SasView / sasview

Code for the SasView application.
BSD 3-Clause "New" or "Revised" License
51 stars 41 forks source link

Polydispersity plot label is inconsistent with what is actually plotted. #2472

Open butlerpd opened 1 year ago

butlerpd commented 1 year ago

Describe the bug As discovered by user Grünewald, the polydispersity plots provided by the SasView GUI, while labeled as "normalized probability," actually plot the normalized weights at each interval. This was verified by @pkienzle and @smk78 as well.

This is related to but not the same as the similar issue in SasView/sasmodels#556. In that case the plot should most likely remain in weights rather than probability. sasview generates its own plot from the same data.
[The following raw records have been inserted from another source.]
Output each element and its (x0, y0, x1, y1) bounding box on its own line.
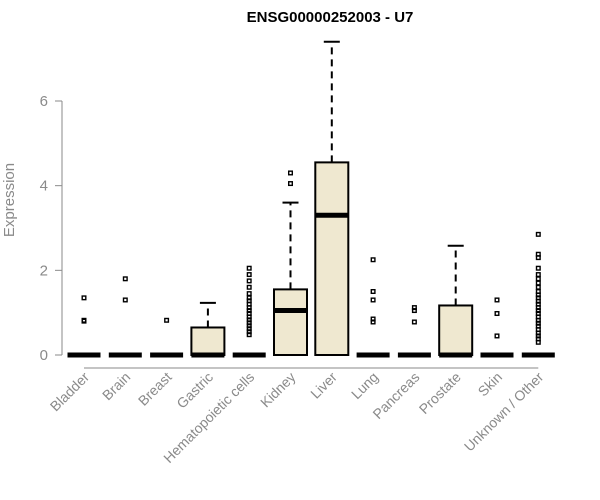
outlier-point (411, 308, 417, 314)
chart-title: ENSG00000252003 - U7 (247, 9, 414, 26)
outlier-point (494, 297, 500, 303)
axes: 0 2 4 6 (40, 93, 539, 369)
iqr-box (190, 326, 226, 357)
category-label: Kidney (257, 369, 299, 411)
outlier-point (164, 317, 170, 323)
category-label: Lung (348, 369, 381, 402)
outlier-point (246, 278, 252, 284)
box-10 (480, 297, 514, 358)
outlier-point (535, 276, 541, 282)
box-7 (356, 257, 390, 358)
box-9 (438, 244, 474, 358)
outlier-point (122, 297, 128, 303)
boxes-group (67, 40, 555, 358)
outlier-point (370, 257, 376, 263)
outlier-point (288, 181, 294, 187)
outlier-point (370, 289, 376, 295)
outlier-point (81, 318, 87, 324)
outlier-point (81, 295, 87, 301)
box-8 (397, 305, 431, 358)
outlier-point (535, 284, 541, 290)
box-3 (190, 301, 226, 358)
iqr-box (438, 304, 474, 356)
outlier-point (370, 319, 376, 325)
category-label: Breast (135, 369, 175, 409)
outlier-point (288, 170, 294, 176)
outlier-point (535, 339, 541, 345)
outlier-point (370, 297, 376, 303)
outlier-point (246, 265, 252, 271)
iqr-box (273, 288, 308, 356)
outlier-point (246, 272, 252, 278)
box-11 (521, 231, 555, 358)
outlier-point (535, 255, 541, 261)
y-tick-label: 0 (40, 347, 48, 364)
box-5 (273, 170, 308, 356)
outlier-point (246, 332, 252, 338)
outlier-point (535, 280, 541, 286)
iqr-box (314, 161, 350, 356)
outlier-point (246, 291, 252, 297)
outlier-point (246, 284, 252, 290)
outlier-point (411, 319, 417, 325)
outlier-point (494, 333, 500, 339)
outlier-point (494, 311, 500, 317)
box-1 (108, 276, 142, 358)
category-label: Brain (99, 369, 133, 403)
y-axis-label: Expression (1, 163, 18, 237)
category-label: Liver (307, 369, 340, 402)
box-0 (67, 295, 101, 358)
y-tick-label: 2 (40, 262, 48, 279)
outlier-point (535, 272, 541, 278)
y-tick-label: 6 (40, 93, 48, 110)
category-label: Prostate (416, 369, 464, 417)
outlier-point (122, 276, 128, 282)
category-label: Skin (475, 369, 506, 400)
box-6 (314, 40, 350, 356)
box-4 (232, 265, 266, 358)
box-2 (150, 317, 184, 358)
outlier-point (535, 265, 541, 271)
outlier-point (535, 231, 541, 237)
y-tick-label: 4 (40, 178, 48, 195)
category-label: Bladder (47, 369, 93, 415)
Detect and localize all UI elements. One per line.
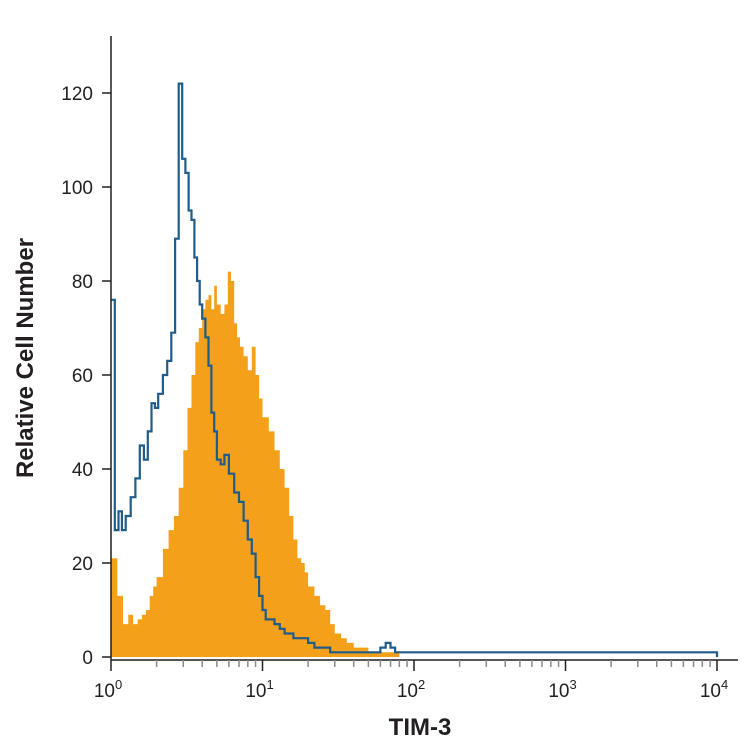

To Reproduce simply fit any data set with polydispersity turned on. This should pop up a polydispersity plot (if not there is another bug). The area under the curve will not be 1 as expected. However, Grünewald found that, at least in his case (sesans data fit to a sphere of radius 39,993 and a log-normal polydispersity; PD=0.139) the sum of the y array is equal to 1.

Expected behavior At the least the axis label, documentation and the data should all be consistent. For the purposes of this plot, the right answer is probably to keep the axis label and make sure the plot actually plots the probability instead of the weights. The documentation should be updated as well to make this more clear.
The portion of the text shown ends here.